According to the Labour Force Survey (LFS) compiled by Statistics Canada, the number of Canadians who were active members of a registered pension plan (RPP) grew between 2022 and 2023. Notable among their findings is the fact that membership in defined benefit (DB) pension plans increased 4.2 per cent.
Overall, the number of Canadians who were active RPP members similarly grew 4.2 per cent to more than 7.2 million, while employment growth came in at 3.8 per cent during the same period. Membership in public sector plans rose 4.5 per cent, while private sector membership rose 3.9 per cent. “Employment rose by three per cent in the public sector and by four per cent in the private sector over the same period,” Statistics Canada states in its publication, Pension plans in Canada, as of January 1, 2024.
“Active membership in DB plans surpassed 4.9 million in 2023, up 4.2 per cent from 2022. Membership in DB plans accounted for 68.1 per cent of the total RPPs in 2023,” they add. Membership in defined contribution (DC) plans, meanwhile, accounting for just 18.6 per cent of all RPP membership in 2023 according to the report, rose 5.1 per cent.
In the private sector, DB plan membership increased 2.8 per cent while DC plan membership jumped 5.5 per cent.

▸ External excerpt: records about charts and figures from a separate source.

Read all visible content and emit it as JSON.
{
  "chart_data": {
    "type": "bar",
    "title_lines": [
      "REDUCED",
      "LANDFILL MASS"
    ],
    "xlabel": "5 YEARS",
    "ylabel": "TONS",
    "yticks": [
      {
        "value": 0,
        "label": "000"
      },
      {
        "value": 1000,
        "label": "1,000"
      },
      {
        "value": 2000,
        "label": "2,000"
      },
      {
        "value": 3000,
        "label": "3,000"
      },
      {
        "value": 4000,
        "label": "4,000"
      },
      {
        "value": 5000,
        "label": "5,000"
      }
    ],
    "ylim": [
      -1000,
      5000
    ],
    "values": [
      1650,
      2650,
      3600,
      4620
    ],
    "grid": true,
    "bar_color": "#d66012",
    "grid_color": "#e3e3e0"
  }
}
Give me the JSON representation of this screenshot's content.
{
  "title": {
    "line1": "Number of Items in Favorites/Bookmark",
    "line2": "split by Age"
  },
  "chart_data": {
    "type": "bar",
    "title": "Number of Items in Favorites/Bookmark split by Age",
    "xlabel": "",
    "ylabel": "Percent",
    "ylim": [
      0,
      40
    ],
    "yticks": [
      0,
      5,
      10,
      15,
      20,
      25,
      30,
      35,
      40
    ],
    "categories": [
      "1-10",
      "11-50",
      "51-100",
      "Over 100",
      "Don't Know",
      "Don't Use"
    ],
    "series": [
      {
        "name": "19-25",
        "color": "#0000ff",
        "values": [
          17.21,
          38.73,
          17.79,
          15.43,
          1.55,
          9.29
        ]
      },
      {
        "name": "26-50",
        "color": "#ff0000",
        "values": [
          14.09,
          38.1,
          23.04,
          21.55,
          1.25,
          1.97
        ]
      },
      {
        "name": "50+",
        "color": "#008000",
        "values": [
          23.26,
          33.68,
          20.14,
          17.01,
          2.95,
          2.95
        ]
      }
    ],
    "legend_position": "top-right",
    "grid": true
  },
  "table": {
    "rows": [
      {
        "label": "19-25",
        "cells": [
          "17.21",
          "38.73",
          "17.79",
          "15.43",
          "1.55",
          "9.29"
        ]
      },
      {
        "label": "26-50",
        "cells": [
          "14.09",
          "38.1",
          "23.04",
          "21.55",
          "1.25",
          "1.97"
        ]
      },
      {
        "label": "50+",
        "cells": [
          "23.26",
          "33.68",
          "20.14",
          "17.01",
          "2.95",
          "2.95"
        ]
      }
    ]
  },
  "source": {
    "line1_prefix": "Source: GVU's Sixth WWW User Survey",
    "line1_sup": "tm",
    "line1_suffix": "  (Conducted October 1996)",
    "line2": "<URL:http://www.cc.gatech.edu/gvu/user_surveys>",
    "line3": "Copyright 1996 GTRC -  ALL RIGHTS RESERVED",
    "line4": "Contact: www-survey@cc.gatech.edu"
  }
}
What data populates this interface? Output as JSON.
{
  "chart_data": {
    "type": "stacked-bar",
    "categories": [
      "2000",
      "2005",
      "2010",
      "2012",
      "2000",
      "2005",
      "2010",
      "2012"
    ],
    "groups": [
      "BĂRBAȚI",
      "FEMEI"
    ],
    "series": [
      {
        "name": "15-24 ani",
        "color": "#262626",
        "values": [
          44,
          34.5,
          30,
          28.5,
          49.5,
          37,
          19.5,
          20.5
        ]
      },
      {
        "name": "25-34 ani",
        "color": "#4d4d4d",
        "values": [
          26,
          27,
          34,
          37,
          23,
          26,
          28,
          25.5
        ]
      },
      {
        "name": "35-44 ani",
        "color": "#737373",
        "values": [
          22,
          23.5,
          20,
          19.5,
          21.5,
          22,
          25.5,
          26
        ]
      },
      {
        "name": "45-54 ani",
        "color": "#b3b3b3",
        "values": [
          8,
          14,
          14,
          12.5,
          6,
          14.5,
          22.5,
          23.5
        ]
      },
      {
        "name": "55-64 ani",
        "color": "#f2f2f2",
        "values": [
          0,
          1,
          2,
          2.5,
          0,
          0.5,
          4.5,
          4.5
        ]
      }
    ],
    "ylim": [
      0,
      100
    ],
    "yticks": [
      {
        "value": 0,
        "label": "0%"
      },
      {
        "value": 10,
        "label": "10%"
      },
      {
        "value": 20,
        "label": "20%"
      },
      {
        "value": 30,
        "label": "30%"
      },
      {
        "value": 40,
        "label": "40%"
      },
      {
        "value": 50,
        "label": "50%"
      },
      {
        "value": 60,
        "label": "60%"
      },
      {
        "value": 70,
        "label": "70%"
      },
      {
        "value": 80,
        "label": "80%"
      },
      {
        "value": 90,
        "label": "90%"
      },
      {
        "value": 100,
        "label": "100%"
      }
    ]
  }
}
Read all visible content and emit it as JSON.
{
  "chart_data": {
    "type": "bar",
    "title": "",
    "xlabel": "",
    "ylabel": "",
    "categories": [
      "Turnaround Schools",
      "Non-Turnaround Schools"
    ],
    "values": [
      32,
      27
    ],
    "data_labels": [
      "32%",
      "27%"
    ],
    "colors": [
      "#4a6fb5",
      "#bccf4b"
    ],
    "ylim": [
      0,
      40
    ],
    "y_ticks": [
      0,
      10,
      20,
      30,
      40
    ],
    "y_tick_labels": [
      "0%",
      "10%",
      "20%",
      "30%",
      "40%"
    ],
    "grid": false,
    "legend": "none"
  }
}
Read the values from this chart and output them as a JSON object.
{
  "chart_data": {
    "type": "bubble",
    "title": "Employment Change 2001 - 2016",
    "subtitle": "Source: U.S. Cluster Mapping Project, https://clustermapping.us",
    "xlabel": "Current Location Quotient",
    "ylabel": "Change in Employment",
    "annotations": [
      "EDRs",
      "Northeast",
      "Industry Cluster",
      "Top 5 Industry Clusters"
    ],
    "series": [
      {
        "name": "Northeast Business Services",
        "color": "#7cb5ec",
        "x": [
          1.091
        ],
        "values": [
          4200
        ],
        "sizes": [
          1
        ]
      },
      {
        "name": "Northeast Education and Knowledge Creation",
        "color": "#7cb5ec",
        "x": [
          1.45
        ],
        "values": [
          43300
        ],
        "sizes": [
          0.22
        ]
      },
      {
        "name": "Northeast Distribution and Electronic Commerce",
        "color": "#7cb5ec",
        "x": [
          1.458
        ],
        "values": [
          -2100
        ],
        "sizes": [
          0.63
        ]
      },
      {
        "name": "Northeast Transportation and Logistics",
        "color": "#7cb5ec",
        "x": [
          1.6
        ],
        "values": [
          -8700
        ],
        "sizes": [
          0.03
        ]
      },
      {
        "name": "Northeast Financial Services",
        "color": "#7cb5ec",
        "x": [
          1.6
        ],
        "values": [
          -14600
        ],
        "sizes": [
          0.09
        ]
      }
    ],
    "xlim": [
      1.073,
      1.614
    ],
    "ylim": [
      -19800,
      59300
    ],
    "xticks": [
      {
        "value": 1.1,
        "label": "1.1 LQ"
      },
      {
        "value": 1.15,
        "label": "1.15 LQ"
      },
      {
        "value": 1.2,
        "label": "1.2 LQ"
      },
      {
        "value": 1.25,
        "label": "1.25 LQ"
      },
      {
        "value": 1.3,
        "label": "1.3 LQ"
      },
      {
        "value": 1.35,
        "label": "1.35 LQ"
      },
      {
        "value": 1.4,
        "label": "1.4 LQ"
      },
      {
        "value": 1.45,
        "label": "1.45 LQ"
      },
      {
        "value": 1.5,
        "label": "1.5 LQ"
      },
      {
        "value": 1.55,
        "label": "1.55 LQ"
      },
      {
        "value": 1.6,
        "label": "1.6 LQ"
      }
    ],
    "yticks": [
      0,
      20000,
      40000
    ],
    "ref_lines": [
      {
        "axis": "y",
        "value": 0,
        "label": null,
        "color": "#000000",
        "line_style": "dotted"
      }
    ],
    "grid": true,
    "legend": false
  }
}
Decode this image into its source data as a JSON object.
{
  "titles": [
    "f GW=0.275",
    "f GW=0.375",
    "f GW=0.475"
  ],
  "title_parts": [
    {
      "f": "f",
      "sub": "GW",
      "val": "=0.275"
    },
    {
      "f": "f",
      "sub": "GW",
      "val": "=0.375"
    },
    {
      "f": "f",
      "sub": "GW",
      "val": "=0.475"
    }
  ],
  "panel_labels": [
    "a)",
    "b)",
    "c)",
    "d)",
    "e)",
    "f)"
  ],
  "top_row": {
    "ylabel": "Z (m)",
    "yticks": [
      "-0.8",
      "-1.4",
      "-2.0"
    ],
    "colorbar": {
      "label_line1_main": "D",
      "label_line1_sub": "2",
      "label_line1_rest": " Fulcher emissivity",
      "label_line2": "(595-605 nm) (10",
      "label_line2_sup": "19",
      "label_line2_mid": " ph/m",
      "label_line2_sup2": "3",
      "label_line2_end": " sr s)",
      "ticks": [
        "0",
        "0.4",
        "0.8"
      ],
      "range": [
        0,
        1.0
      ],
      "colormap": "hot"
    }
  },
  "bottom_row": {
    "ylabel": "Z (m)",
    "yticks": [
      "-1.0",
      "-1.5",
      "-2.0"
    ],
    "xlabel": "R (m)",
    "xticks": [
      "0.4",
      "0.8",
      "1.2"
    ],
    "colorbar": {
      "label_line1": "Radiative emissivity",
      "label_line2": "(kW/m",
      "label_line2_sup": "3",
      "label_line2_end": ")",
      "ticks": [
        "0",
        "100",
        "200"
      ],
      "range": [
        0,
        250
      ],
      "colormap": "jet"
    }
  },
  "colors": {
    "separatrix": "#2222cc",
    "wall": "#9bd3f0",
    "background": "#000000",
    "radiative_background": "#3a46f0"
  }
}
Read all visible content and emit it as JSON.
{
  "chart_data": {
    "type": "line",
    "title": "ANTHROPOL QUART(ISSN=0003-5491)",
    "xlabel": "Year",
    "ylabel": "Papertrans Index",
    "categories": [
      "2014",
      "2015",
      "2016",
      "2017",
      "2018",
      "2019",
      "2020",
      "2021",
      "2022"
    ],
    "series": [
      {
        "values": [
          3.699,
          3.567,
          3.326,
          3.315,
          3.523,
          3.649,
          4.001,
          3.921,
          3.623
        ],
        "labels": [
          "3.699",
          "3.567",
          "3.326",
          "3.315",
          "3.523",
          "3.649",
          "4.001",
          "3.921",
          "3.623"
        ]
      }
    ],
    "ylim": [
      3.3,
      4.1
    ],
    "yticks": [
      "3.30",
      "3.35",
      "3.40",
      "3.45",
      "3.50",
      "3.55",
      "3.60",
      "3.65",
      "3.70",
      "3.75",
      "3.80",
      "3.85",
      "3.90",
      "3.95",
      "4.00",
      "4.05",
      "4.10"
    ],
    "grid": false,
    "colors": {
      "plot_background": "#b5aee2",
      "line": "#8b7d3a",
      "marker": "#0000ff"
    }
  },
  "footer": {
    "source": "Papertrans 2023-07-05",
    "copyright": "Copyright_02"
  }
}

Total employer and employee contributions to RPPs overall increased 3.8 per cent between 2022 and 2023, to reach $79.3-billion. “Employer contributions for unfunded liabilities represented 5.2 per cent (4.1-billion) of contributions,” they write. “The market value of assets in RPPs increased by $56-billion or 2.4 per cent, in 2023 to just under $2.4-trillion.”